Hanno lasciato il segno le parole pronunciate da Giovanni Allevi dal palco dell’Ariston. Al Festival di Sanremo il compositore ha raccontato la sua esperienza con la malattia, commuovendo il pubblico e regalando emozioni con la sua performance al pianoforte, che è tornato a suonare in pubblico dopo due anni.

La testimonianza di Allevi e la sua esecuzione di “Tomorrow” – brano inedito composto durante la degenza in ospedale – non hanno lasciato indifferenti i pazienti dell’istituto tumori “Giovanni Paolo II” di Bari che, in una lettera inviata per loro conto dalla musicoterapeuta del servizio di Psiconcologia Fulvia Lagattolla, invitano Allevi a Bari «per condividere il dono della musica con tutte le persone che amano le sue melodie e la sua persona».

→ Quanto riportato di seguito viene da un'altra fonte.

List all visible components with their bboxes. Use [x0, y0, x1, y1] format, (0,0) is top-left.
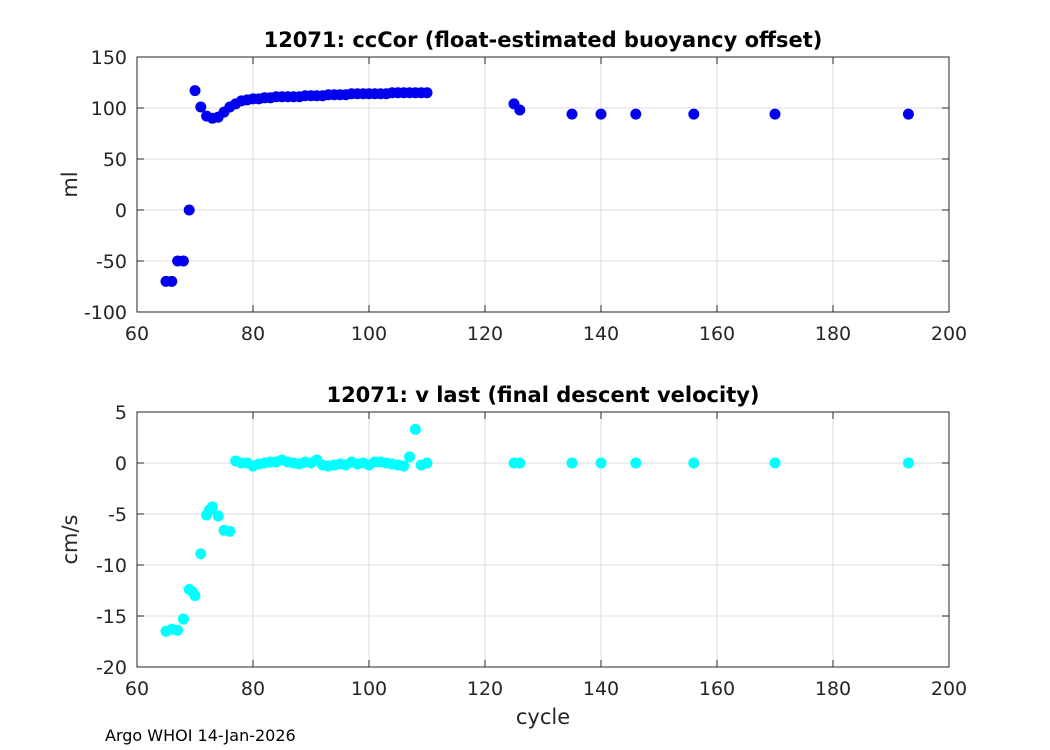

La lettera raccoglie le testimonianze dei pazienti sull’importanza della musica nei percorsi di cura, entusiasti delle parole e delle emozioni provocate dalla performance di Allevi nella seconda puntata del Festival di Sanremo.

«Ogni volta che mi muovo dal mio paese – racconta Stefano, di 40 anni, che dopo la chemio fa sempre la sessione di musicoterapia – e qualcuno che incontro mi chiede come sto, io rispondo che la chemio mi fa vivere, ma poi dopo so che c’è la stanza felice dove viaggio con la musica. Solo dopo torno a casa più sereno».

L’istituto tumori di Bari, spiega il direttore generale Alessandro Delle Donne, «possiede cinque pianoforti sparsi tra i vari reparti e fa della umanizzazione delle cure e dell’uso terapeutico della musica una missione. Qui suonano i pazienti nei gruppi di musicoterapia, suonano gli operatori sanitari, suonano i musicisti del Conservatorio “Niccolò Piccini” di Bari, con il quale vi è una convenzione per donare musica ai pazienti. Tra tanti progetti di ricerca farmacologici, sono attivi dei progetti di ricerca anche l’utilizzo mirato di interventi musicali, come ad esempio “I suoni della Gentilezza“, dedicato alle persone ricoverate e che non possono muoversi dalle stanze».

Quando ha parlato Allevi, conclude Laura, una donna di 50 anni al sesto ciclo di chemioterapia, «mi è sembrato che parlasse proprio a me. Lo ringrazierei se potessi incontrarlo».